Scientists have long known that children and some adults can regrow the tips of their fingers and toes after amputation. But digits can’t regenerate if more than the nail region is amputated.



Ito and her colleagues traced the fates of cells on the back feet of mice during nail growth and found a population of stem cells that produces the hard part of the nail and the soft tissue underneath.

When the researchers cut off the end of a toe, signals from the regrowing nail stimulated the tissue underneath to form new bone, the authors report June 12 in Nature.

The digit bones can regenerate only if the amputated stump still has some nail stem cells, the researchers found. But the cells alone are not enough; also crucial is a zone of tissue that grows from the stem cells during normal nail growth.

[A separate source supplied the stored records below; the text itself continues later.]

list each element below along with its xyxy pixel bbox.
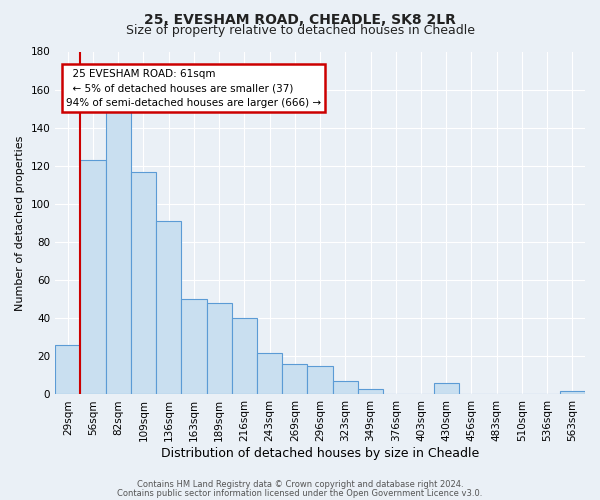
Bar <box>156 221 181 394</box>
Text: 25, EVESHAM ROAD, CHEADLE, SK8 2LR: 25, EVESHAM ROAD, CHEADLE, SK8 2LR <box>144 12 456 26</box>
Text: 25 EVESHAM ROAD: 61sqm
  ← 5% of detached houses are smaller (37)
94% of semi-de: 25 EVESHAM ROAD: 61sqm ← 5% of detached … <box>66 68 321 108</box>
Y-axis label: Number of detached properties: Number of detached properties <box>15 136 25 310</box>
Bar <box>332 381 358 394</box>
Bar <box>257 352 282 395</box>
Bar <box>131 172 156 394</box>
Bar <box>106 110 131 395</box>
Text: Contains HM Land Registry data © Crown copyright and database right 2024.: Contains HM Land Registry data © Crown c… <box>137 480 463 489</box>
Bar <box>206 303 232 394</box>
Bar <box>560 390 585 394</box>
Bar <box>434 383 459 394</box>
Bar <box>55 345 80 395</box>
Text: Contains public sector information licensed under the Open Government Licence v3: Contains public sector information licen… <box>118 488 482 498</box>
Bar <box>80 160 106 394</box>
Text: Size of property relative to detached houses in Cheadle: Size of property relative to detached ho… <box>125 24 475 37</box>
X-axis label: Distribution of detached houses by size in Cheadle: Distribution of detached houses by size … <box>161 447 479 460</box>
Bar <box>282 364 307 394</box>
Bar <box>358 388 383 394</box>
Bar <box>181 299 206 394</box>
Bar <box>232 318 257 394</box>
Bar <box>307 366 332 394</box>
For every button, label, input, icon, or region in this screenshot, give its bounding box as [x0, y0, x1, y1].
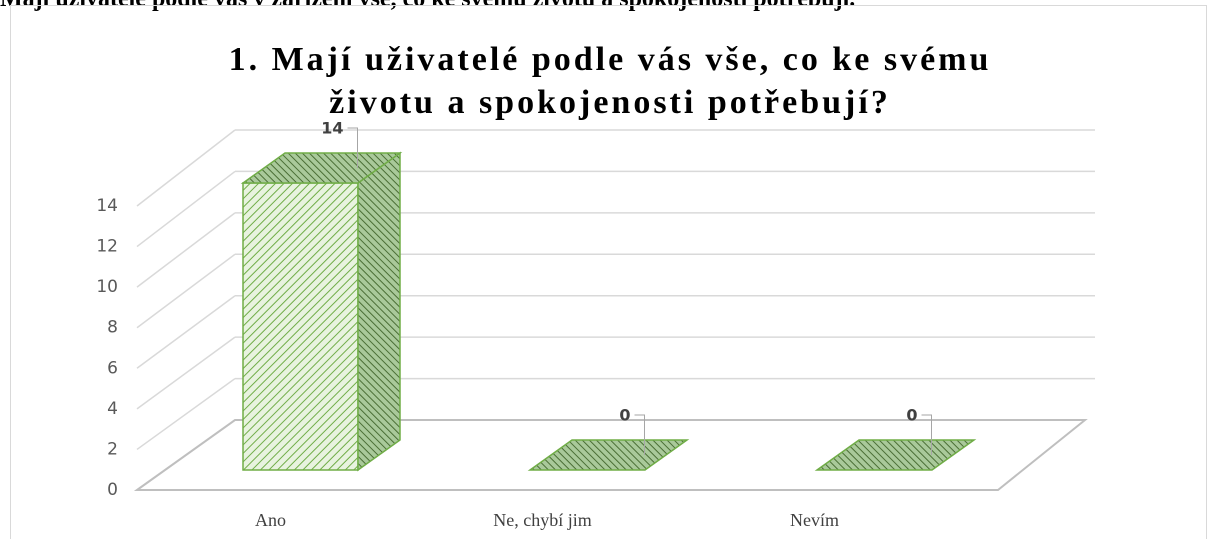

After amputation, this tissue sends signals that attract new nerves into the end of the stump and begin the bone regeneration process. If amputation removes the nail zone or if the signals are blocked, the digits will not regenerate.

When the researchers genetically manipulated the mice to turn on the regeneration signals permanently, nail stem cells alone could spur digit regeneration even without the neighboring nail tissue zone.

Other researchers have found that similar signals are involved in regenerating amputated amphibian limbs. “We were really amazed by the similarity between these processes,” Ito says.

The parallels suggest that mammals might retain some of the newt’s famous power to regrow entire legs.

The similarity between mammalian and amphibian regeneration is encouraging, says Ken Muneoka of Tulane University.

That parallel, he says, “gives us hope that we will be able to induce human regeneration in the not too distant future.”